The third creature was a kitten with a hurt paw, and this one he carried home in gloved hands and put in a box which he hid in the neighbors' garden shed. He poached bandages from the first-aid kit his sister kept to wrap up the injury, and leaving the kitten with a dish of water he went to the library to find out how to look after it. He came back with three books and sneaked out in the middle of the night to bandage the paw the way the books said he ought to have done it. When he'd finished he didn't think the bandage looked like it was meant to look, but if he gave up just because he was no good at this then there'd be nobody to even try to help, so he told himself he absolutely mustn't give up.
He refilled the kitten's water and went to bed, and in the morning his sister woke him up to ask him why the neighbors said they'd seen him stealing from their garden shed.
So he had to tell her. He brought the kitten with its box into the house and showed it to his sister, and she shook her head at him and hugged him and went to explain to the neighbors. When she got back they had a long talk, and she said he couldn't keep doing things like this, and he said he had to, and she said well then he should at least tell her when he does them and let her help. Then she redid the bandage, which was falling off, and gave the kitten some scraps of meat.
So that one went well. Kaylan wanted to keep the kitten, but almost as soon as its paw was healed and they let it out of its box, it ran away.

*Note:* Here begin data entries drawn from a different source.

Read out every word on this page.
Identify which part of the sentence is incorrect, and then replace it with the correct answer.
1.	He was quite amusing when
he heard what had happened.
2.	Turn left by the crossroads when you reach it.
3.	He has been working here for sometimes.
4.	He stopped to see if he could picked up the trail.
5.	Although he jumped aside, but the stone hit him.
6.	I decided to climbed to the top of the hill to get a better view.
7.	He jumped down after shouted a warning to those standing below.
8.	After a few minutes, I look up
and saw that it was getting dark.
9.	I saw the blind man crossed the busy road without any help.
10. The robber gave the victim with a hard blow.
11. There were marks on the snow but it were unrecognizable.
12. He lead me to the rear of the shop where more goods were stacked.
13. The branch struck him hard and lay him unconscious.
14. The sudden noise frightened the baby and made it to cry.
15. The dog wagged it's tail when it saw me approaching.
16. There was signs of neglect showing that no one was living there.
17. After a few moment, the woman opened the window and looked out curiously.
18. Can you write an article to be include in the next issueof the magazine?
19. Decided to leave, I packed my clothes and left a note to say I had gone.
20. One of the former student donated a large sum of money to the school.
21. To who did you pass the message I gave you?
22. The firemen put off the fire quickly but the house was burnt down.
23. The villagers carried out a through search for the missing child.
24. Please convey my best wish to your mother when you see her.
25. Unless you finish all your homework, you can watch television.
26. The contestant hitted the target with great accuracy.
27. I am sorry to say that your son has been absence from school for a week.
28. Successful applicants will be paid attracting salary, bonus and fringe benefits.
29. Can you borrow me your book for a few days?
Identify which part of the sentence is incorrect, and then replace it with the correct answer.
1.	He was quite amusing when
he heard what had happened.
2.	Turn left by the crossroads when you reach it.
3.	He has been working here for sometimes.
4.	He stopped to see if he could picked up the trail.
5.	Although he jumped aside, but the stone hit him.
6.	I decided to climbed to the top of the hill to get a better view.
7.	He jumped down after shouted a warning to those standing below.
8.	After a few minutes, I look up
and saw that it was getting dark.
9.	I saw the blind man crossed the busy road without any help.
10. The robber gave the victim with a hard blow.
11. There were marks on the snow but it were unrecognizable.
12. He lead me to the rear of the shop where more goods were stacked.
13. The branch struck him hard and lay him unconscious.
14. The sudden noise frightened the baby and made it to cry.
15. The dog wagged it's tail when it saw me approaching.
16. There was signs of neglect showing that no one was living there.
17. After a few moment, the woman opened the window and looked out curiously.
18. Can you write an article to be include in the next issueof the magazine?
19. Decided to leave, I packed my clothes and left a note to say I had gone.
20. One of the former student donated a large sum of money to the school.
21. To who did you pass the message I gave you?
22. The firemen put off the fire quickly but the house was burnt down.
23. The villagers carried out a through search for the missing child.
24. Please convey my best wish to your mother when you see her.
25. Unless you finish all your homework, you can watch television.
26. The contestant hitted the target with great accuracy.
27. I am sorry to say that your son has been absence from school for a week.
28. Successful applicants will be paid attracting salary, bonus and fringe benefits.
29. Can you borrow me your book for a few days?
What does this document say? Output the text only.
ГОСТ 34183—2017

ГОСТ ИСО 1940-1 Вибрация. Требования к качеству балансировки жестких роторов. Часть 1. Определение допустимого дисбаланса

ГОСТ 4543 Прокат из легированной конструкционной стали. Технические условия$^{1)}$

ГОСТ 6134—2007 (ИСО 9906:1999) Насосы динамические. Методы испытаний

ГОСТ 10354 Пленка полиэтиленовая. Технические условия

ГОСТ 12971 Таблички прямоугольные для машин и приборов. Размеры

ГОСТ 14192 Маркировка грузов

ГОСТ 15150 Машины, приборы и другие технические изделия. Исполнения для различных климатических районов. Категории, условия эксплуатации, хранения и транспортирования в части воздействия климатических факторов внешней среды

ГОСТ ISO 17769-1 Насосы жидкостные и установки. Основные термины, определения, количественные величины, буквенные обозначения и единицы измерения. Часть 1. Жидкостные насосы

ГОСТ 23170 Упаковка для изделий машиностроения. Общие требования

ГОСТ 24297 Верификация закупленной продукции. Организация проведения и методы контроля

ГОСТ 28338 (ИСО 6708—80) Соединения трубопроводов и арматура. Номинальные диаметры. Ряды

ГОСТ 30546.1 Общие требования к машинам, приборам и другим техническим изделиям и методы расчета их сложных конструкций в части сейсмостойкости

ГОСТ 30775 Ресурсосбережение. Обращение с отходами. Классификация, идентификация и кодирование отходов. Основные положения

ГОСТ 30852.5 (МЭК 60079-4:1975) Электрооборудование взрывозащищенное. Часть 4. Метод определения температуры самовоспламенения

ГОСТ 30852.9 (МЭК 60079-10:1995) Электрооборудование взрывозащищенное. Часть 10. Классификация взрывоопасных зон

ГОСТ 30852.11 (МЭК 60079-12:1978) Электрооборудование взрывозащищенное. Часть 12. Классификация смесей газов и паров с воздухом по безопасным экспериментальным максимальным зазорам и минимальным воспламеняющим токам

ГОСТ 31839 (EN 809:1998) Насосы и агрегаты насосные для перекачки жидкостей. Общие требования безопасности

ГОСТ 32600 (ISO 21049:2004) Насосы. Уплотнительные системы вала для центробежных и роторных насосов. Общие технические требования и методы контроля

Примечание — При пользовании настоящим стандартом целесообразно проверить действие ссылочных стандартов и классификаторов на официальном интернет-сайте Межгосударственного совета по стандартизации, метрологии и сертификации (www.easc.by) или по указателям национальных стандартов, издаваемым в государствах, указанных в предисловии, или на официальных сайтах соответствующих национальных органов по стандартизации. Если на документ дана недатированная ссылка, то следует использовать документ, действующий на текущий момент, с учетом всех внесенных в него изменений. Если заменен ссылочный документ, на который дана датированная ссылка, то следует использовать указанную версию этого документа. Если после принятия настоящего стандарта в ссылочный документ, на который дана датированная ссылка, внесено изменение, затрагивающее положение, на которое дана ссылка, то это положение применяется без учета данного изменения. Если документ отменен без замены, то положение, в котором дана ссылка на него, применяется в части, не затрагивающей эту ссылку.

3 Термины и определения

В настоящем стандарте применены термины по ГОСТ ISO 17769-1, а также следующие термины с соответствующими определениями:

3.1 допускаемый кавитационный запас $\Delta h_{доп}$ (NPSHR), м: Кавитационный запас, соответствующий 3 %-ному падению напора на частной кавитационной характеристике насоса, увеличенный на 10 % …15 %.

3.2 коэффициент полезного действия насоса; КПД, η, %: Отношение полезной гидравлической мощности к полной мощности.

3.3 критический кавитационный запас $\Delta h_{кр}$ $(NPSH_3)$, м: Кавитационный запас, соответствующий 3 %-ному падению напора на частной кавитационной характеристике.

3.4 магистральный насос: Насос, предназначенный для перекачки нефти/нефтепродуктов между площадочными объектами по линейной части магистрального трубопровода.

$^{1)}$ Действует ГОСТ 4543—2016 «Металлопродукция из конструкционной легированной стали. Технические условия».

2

Kaylan cried for it, but Aileen said it was born wild and it would probably be all right. She said Kaylan had already helped it as much as it would let him, and that would have to be enough.
That was when he was twelve. Now he's thirteen, and he's found no more hurt animals since then. But he keeps his eyes open. He knows not everyone cares about rabbits and raccoons and things. He knows he's weird, that he doesn't fit - he's reminded of that often enough at school even now, though he's grown better at evading the bullies than he was when he was younger. But he can't change. He just can't - he used to try when he was younger, thinking stoic thoughts, imagining that he was building thick walls around himself to block out every emotion that didn't originate with him. But feeling so keenly what he sees others feel isn't a choice he makes. It's just something that happens to him. His walls crumble at the lightest touch, and he has no idea how to build them stronger.
So since he can't be strong, he's settled into being weak. It would be a stupid decision if it were a decision at all, he thinks - but since it's not, maybe this is just the way he's meant to be. Maybe some people are just made to do stupid things that hurt them, like picking up that baby raccoon, and that just occasionally do some good, like with the kitten.
At the end of the day, he thinks, doing something that's stupid doesn't necessarily mean you're doing something that's wrong.
"...for they're only making fun / because you have wings."